При этом в обществе, в различных его группах меняется характер проявлений исходного комплекса: из активной и даже агрессивной формы он переходит в более пассивную. Для большинства речь идет уже не об экспансии национального целого или единственно верного учения, а лишь о сохранении этого целого, об идеологической самозащите. В конструкции мифа – у разных групп в разной мере – повышается удельный вес именно тех смысловых частей, которые несут значение самоизоляции, молчаливого претерпевания своей судьбы, выживания в экстремальных условиях принудительного существования, страдательной жертвенности.

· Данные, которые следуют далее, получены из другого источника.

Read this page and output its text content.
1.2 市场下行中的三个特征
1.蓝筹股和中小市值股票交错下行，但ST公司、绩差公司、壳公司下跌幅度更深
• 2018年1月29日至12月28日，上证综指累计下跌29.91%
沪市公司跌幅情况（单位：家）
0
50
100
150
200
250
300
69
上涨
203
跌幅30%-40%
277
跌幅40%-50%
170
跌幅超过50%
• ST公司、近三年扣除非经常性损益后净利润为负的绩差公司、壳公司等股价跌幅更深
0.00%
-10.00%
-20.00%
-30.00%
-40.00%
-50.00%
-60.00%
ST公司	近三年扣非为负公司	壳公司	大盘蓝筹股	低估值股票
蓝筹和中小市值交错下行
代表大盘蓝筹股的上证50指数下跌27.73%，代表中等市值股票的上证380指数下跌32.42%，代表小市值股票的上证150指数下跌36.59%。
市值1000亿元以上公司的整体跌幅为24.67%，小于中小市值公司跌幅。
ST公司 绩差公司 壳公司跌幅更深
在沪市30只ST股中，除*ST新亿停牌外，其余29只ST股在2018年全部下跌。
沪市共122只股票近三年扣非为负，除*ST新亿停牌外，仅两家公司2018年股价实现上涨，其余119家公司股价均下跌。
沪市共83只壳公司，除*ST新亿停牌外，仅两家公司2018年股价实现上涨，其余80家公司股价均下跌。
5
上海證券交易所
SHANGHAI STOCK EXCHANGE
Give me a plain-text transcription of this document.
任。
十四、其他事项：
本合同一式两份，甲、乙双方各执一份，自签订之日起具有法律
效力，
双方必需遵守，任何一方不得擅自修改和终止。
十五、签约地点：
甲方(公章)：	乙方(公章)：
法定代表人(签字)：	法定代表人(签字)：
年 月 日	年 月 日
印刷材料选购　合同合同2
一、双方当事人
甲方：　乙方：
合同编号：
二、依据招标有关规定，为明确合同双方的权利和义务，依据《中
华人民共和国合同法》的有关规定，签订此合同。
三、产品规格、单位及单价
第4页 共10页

Однако процесс этой эрозии – не линейный. Номинально-советские, миссионерски-завоевательные, воинственноидеологические составляющие мифа отчасти теряют силу. В целом в российском обществе слабеет «сознание подопечных», заставляющее отождествляться с государством и рассчитывать на помощь властей. Напротив, на первый план теперь выдвигаются производные от социалистической идеологии ожидания социальной справедливости и имущественного равенства, начала традиционной коллективной солидарности, общинной нравственности (нерациональность, осуждение стяжательства, соборность, неформальность отношений и оценок). Растет ностальгия по былому величию Державы, ее воинским победам и полувоенному укладу, по сталинской, но особенно – брежневской эпохе, вообще отождествление с прошлым и его символами (великие люди, особенно вожди и полководцы, прежние праздники и обычаи).